Reputation: 7484
I have a UIView *buttonView filled with buttons. I need to update my list and re-populate my buttonView. I implemented:
if ([[self.buttonView.subviews objectAtIndex:i] isKindOfClass:[UIButon class]]
[[self.buttonView.subviews objectAtIndex:i] removeFromSuperview];
but it failed, it would not remove all the buttons (with my test with 8 buttons, it removed every other button :-?)
I then tried:
for(UIView *subview in self.buttonView.subviews)
{
if([subview isKindOfClass:[UIButton class]])
[subview removeFromSuperview];
}
and it worked perfectly.
Shouldn't both loops accomplish the same thing?
I'm guessing there is something I don't know about fast enumeration that would explain this?
Upvotes: 1
Views: 287
Reputation: 2471
Just like everybody else said your main problem is modifying a mutable array while iterating it. Instead you can find all the buttons that are subviews of your buttonView and make them perform removeFromSuperview.

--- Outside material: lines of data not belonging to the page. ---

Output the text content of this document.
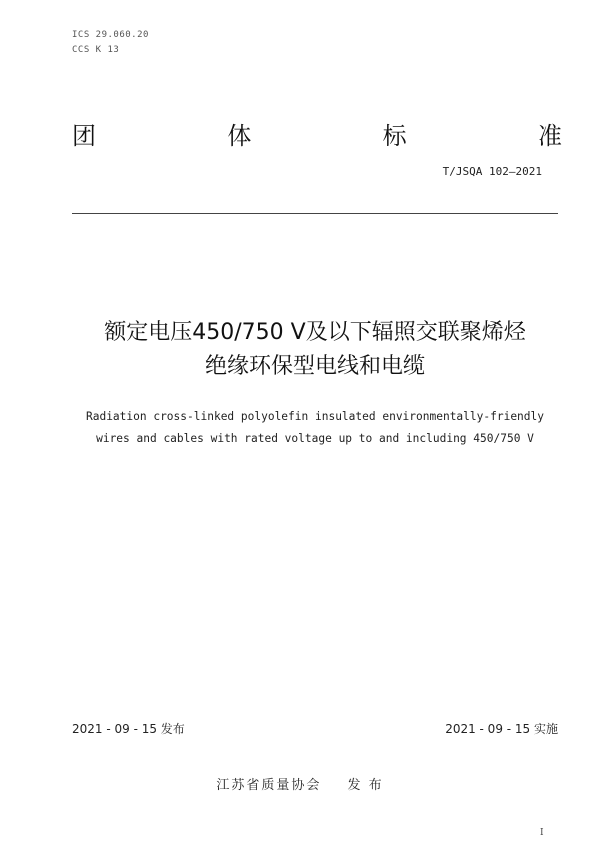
ICS 29.060.20
CCS K 13
团	体	标	准
T/JSQA 102—2021
额定电压450/750 V及以下辐照交联聚烯烃
绝缘环保型电线和电缆
Radiation cross-linked polyolefin insulated environmentally-friendly
wires and cables with rated voltage up to and including 450/750 V
2021 - 09 - 15 发布	2021 - 09 - 15 实施
江苏省质量协会 发 布
I
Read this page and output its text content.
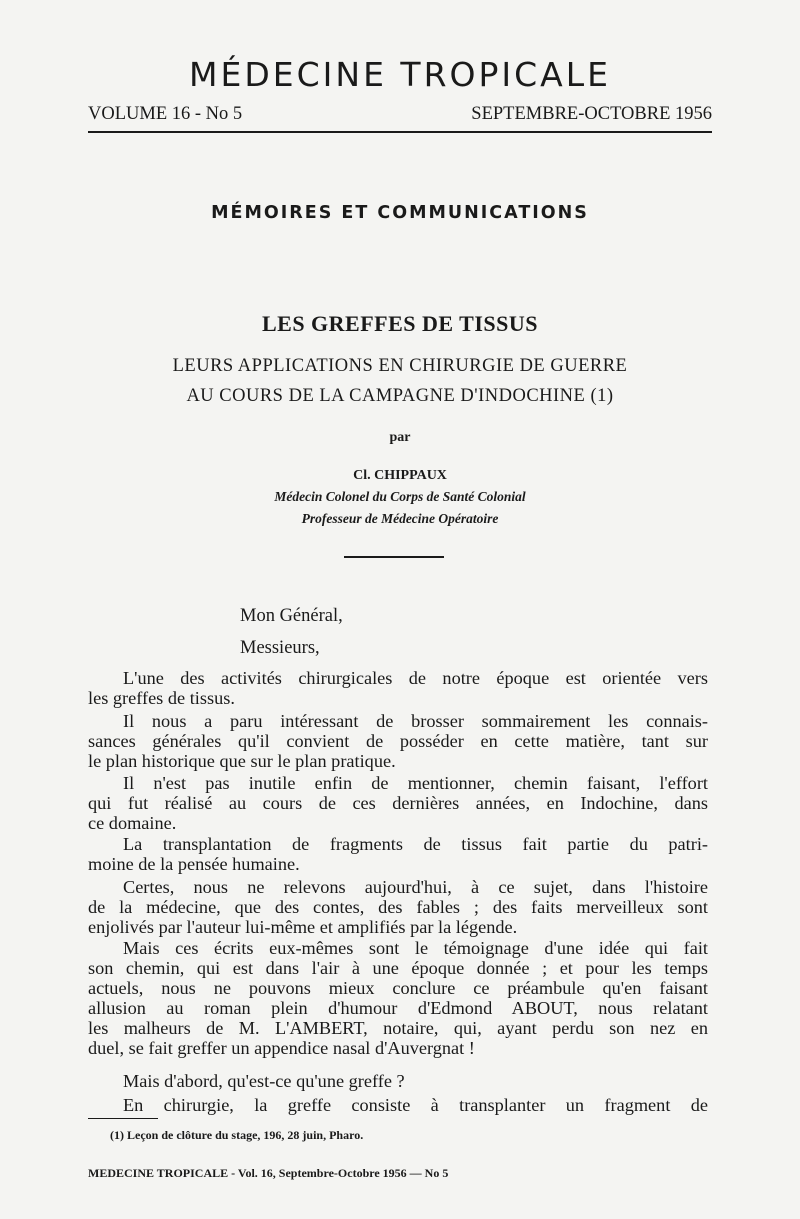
MÉDECINE TROPICALE
VOLUME 16 - No 5	SEPTEMBRE-OCTOBRE 1956
MÉMOIRES ET COMMUNICATIONS
LES GREFFES DE TISSUS
LEURS APPLICATIONS EN CHIRURGIE DE GUERRE
AU COURS DE LA CAMPAGNE D'INDOCHINE (1)
par
Cl. CHIPPAUX
Médecin Colonel du Corps de Santé Colonial
Professeur de Médecine Opératoire
Mon Général,
Messieurs,
L'une des activités chirurgicales de notre époque est orientée vers
les greffes de tissus.
Il nous a paru intéressant de brosser sommairement les connais-
sances générales qu'il convient de posséder en cette matière, tant sur
le plan historique que sur le plan pratique.
Il n'est pas inutile enfin de mentionner, chemin faisant, l'effort
qui fut réalisé au cours de ces dernières années, en Indochine, dans
ce domaine.
La transplantation de fragments de tissus fait partie du patri-
moine de la pensée humaine.
Certes, nous ne relevons aujourd'hui, à ce sujet, dans l'histoire
de la médecine, que des contes, des fables ; des faits merveilleux sont
enjolivés par l'auteur lui-même et amplifiés par la légende.
Mais ces écrits eux-mêmes sont le témoignage d'une idée qui fait
son chemin, qui est dans l'air à une époque donnée ; et pour les temps
actuels, nous ne pouvons mieux conclure ce préambule qu'en faisant
allusion au roman plein d'humour d'Edmond ABOUT, nous relatant
les malheurs de M. L'AMBERT, notaire, qui, ayant perdu son nez en
duel, se fait greffer un appendice nasal d'Auvergnat !
Mais d'abord, qu'est-ce qu'une greffe ?
En chirurgie, la greffe consiste à transplanter un fragment de
(1) Leçon de clôture du stage, 196, 28 juin, Pharo.
MEDECINE TROPICALE - Vol. 16, Septembre-Octobre 1956 — No 5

id buttonClassTest = ^(UIView * subview, NSUInteger idx, BOOL *stop){
return [subview isKindOfClass:[UIButton class]];
};
NSIndexSet * indexes = [self.buttonView.subviews indexesOfObjectsPassingTest:buttonClassTest];
NSArray * buttons = [self.buttonView.subviews objectsAtIndexes:indexes];
[buttons makeObjectsPerformSelector:@selector(removeFromSuperview)];
Upvotes: 0
Reputation: 12613
I don't believe you're allowed to modify the collection you're enumerating, so be careful with that. It seems like it handles the changes just fine though, and it will get through every item (unlike the for loop).
In the first case, it wouldn't work because once you remove index 0, something else becomes index 0, but you've moved on to index 1. You could fix it by decrementing your loop variable in the event that the remove succeeds, so that the loop increments it to its previous value:
if ([[self.buttonView.subviews objectAtIndex:i] isKindOfClass:[UIButton class]]) {
[[self.buttonView.subviews objectAtIndex:i] removeFromSuperview];
--i;
}
What happens with your for loop:
1,2,3,4,5,6,7,8
and remove first item (1)
2,3,4,5,6,7,8
and remove second item (3)
2,4,5,6,7,8
and remove third item (5)
2,4,6,7,8
and remove fourth item (7).
2,4,6,8
and you're on index 5, which is greater than length, so you're done.
Upvotes: 2
Reputation: 185671
Your fundamental problem is you're mutating a collection while iterating. If you really need to do this, you may want to consider iterating backwards (with a -reverseObjectEnumerator
or with an -enumerateObjectsWithOptions:usingBlock:
with the reverse option). Alternatively you can create a copy of the array before iterating over it.
The reason fast enumeration is working is likely due to the call to -subviews
returning some sort of constant copy of the subview array. This could actually be used in your first case just by calling -subviews
once and re-using the result, but this would introduce a dependency upon an implementation detail and I would strongly recommend avoiding it. If you need a constant copy of the array, you should make one yourself.
The quickest solution to fix case 1 would be:
NSArray *subviews = [NSArray arrayWithArray:self.buttonView.subviews];
// now enumerate using the subviews array directly instead of calling self.buttonView.subviews
For your fast-enumeration case, you may want to rewrite that as
for (UIView *subview in [NSArray arrayWithArray:self.buttonView.subviews]) {
// ...
}
A third option is switching to the block-based enumeration and going in reverse. This is actually going to be the most efficient choice if it's one you can make:
[self.buttonView.subviews enumerateObjectsWithOptions:NSEnumerationReverse usingBlock:^(UIView *subview, NSUInteger idx, BOOL *stop) {
if ([subview isKindOfClass:[UIButton class]]) {
[subview removeFromSuperview];
}
}];
Upvotes: 5
Reputation: 13947
Your for loop would have worked if you ran it in reverse (start at the highest index and loop while i > 0
). The way the for
loop is written, every time you remove an object, the indexes change. The way the enumeration is written, it's either safe to remove objects mid-enumeration or all the objects are returned up-front, which wouldn't leave any opportunity to skip any elements.